My Journal

Ketika Rezim Soeharto Bangkit Kembali

kampus ku memiliki tradisi, setiap 3 kali dalam setahun diadakan festival perayaan bagi mahasiswanya yang telah lulus pergi meninggalkan bangku kuliahnya. Tradisi yang biasa dinamakan arak-arakan ini merupakan bentuk apresiasi mahasiswa kepada wisudawan yang selama masa baktinya menjadi mahasiswa telah mencurahkan tenaga dan pikirannya untuk membenahi indonesia baik secara langsung maupun tak langsung. Arak-arakan ini berbentuk seperti karnaval dimana setiap himpunan keprofesian di kampus ku mengiringi wisudawan keluar dari gedung tempat mereka menjalani prosesi wisudaan.

Namun semenjak beberapa kali terjadi peristiwa yang tidak mencerminkan sosok mahasiswa yang sesungguhnya, pihak-pihak petinggi dengan tangan dingin menghapus total agenda dan isu arak-arakan dari prosesi wisudaan. Tak hanya itu, mereka melarang kegiatan terorganisir apapun yang diadakan oleh himpunan pada hari Sabtu. Keputusan ini membuat saya teringat era rezim soeharto dimana mahasiswa tidak boleh berserikat ataupun terlihat berkumpul, dan nampaknya kini rezim itu lahir kembali. Mahasiswa yang terlihat menggunakan atribut himpunannya, himpunan yang terlihat berkumpul, dan mengadakan kegiatan akan diberi sangsi yang sangat keras, skorsing hingga drop out.
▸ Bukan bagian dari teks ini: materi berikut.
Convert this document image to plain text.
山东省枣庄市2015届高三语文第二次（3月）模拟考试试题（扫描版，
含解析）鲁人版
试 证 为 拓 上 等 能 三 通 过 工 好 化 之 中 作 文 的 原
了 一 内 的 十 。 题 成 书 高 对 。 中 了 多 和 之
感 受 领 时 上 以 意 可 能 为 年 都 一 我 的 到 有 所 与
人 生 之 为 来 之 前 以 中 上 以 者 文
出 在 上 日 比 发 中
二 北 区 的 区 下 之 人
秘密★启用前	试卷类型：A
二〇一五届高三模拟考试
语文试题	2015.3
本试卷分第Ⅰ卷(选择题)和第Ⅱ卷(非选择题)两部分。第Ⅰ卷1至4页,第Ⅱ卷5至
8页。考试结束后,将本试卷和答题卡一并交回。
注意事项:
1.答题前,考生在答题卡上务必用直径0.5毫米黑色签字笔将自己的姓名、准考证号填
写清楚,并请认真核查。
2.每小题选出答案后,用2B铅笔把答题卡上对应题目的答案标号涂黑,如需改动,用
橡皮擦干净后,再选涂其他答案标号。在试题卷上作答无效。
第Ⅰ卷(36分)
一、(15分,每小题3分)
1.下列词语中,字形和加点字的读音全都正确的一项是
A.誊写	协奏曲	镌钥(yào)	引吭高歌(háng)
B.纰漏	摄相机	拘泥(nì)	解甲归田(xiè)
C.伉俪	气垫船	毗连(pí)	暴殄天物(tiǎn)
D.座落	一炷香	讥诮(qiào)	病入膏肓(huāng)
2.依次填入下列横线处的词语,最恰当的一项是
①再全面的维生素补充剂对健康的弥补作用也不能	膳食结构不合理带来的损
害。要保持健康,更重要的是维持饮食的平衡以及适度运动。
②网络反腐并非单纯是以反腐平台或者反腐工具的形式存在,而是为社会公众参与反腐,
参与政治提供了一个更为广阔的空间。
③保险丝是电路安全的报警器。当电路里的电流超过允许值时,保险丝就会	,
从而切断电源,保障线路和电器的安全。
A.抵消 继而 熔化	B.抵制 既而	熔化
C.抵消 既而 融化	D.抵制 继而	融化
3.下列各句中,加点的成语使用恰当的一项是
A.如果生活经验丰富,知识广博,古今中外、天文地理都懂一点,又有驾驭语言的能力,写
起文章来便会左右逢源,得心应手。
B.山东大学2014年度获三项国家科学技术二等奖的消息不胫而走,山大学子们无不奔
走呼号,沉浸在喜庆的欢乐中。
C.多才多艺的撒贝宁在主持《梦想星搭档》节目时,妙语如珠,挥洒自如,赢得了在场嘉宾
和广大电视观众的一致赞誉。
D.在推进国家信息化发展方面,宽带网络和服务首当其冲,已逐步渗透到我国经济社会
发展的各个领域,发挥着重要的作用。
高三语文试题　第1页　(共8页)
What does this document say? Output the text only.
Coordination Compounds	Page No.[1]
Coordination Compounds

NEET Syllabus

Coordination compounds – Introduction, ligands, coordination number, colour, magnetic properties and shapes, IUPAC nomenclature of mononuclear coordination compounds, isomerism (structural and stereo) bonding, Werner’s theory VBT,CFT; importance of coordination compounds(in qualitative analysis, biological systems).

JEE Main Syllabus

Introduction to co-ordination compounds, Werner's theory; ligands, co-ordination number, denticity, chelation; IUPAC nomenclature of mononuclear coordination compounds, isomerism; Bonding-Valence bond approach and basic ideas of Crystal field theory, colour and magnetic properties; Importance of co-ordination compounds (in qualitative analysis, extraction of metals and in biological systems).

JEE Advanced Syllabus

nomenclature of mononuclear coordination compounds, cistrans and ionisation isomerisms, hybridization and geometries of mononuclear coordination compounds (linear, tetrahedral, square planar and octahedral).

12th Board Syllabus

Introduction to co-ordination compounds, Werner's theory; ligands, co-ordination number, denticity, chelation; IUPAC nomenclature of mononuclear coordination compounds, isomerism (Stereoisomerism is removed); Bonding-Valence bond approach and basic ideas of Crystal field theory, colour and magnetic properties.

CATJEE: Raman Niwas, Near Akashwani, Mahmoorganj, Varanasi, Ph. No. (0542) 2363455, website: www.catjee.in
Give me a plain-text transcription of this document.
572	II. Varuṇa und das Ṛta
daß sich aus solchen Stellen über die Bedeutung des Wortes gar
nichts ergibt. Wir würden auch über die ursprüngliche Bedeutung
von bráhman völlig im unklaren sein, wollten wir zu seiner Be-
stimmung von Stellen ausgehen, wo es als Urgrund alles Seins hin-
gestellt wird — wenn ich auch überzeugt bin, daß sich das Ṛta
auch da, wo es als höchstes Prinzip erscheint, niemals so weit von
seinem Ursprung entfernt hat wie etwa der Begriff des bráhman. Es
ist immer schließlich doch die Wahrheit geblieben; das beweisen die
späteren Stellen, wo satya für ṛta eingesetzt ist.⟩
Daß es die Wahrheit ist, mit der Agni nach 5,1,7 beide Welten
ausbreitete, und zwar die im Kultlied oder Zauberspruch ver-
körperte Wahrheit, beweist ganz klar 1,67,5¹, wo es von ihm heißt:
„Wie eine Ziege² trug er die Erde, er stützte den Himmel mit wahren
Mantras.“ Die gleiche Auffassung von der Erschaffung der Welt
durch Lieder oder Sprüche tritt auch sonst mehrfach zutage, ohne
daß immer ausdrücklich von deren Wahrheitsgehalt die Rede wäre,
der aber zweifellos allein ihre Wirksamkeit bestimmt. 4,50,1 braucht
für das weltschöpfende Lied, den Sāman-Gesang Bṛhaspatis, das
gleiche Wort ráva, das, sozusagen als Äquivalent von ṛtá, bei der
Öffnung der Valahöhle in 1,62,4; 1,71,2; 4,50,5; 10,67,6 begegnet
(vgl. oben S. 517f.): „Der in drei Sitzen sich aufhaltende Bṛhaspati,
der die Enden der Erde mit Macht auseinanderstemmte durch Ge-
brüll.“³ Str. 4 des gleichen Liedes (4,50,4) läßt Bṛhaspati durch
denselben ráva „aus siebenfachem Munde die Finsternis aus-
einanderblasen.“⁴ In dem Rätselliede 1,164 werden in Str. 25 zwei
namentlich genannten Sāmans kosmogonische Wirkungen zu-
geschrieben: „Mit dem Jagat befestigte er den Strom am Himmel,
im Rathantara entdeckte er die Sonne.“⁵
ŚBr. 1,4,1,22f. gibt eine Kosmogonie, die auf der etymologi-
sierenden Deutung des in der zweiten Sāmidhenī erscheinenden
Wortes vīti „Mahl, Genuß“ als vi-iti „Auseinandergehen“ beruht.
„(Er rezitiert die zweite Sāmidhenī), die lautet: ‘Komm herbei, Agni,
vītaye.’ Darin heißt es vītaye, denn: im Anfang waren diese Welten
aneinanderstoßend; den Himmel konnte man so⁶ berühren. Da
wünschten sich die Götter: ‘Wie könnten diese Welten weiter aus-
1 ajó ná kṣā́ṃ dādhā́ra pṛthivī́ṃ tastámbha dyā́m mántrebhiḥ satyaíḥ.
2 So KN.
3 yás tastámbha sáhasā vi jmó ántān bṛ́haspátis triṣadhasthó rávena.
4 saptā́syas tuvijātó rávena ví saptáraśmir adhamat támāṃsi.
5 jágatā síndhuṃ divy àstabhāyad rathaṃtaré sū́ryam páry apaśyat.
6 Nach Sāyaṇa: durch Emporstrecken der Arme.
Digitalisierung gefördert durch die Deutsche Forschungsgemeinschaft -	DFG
Kami pun dengan terpaksa dan berat hati mengurungkan niat untuk mengorganisir sebuah acara. Namun kami masih ingin memberikan apresiasi dan salam perpisahan terbaik kami kepada keluarga kami yang akan berjuang di dunia luar. Akhirnya kami memutuskan untuk menyambut keluarga kami dengan sambutan ringan dan membantu para wisudawan yang ingin menyampaikan salam terakhirnya di kampus ini. Namun karena mata-mata berada di mana-mana, seluruh akses di kampus dikunci bagi segala bentuk kegiatan. Kami tidak bisa memakai atribut kami untuk mencari keluarga para wisudawan, kami tidak bisa menggunakan kendaraan untuk mengantar orang tua wisudawan, bahkan kami tidak mendapatkan tempat untuk orang tua wisudawan beramah tamah dengan keluarga kami.

Alhasil, ketika hari H, orang tua wisudawan yang sudah menghormati prosesi wisudaan dengan pakaian yang rapih, mereka harus mendapatkan perlakuan tidak pantas dari sang pemegang kekuasaan. Para orang tua hanya bisa menunggu anaknya di emperan gedung beralaskan koran. Siapa yang tidak sedih dan tidak teriris hatinya melihat  orang-orang yang telah mendidik dan membesarkan calon penerus bangsa diperlakukan seperti itu. Ada dimanakah hati para penunggu kursi-kursi empuk di gedung berpatung gajah itu? Bahkan memberikan tempat bagi orang tua untuk beramah-tamah pun tidak bersedia. Apakah ada yang salah dengan memberikan perlakuan spesial kepada orang tua wisudawan?

Semoga pemimpin kampus ku yang baru nanti merupakan pemimpin yang memiliki mata hati. Pemimpin yang bisa dengan segera menghapuskan rezim soeharto di kampus kami. Pemimpin yang bisa menjunjung undang-undang dasar negara dan menjaga hak asasi manusia.

About Adam Ardisasmita (1374 Articles)
CEO Arsanesia | Google Launchpad Mentor | Intel Innovator | Vice President Asosiasi Game Indonesia | Blogger ardisaz.com | Gagdet, Tech, and Community enthusiast.

1 Comment on Ketika Rezim Soeharto Bangkit Kembali

  1. Haris P. Loeis // 29/10/2009 pukul 10:46 am // Balas

    setiap reaksi pasti diawali dengan sebuah aksi. dna mungkin itu yang terjadi. pihak kampus bereaksi terhadap kegiatan mahasiswa yang mereka anggap berlebihan. namun, kita bukan sedang membicarakan ilmu pasti, ini tentang kehidupan nyata. dan menurut gw boleh saja pihak kampus ber-reaksi, namun harus tetap dalam taraf kewajaran. dan dari apa yang gw baca, bukan itu yang terjadi.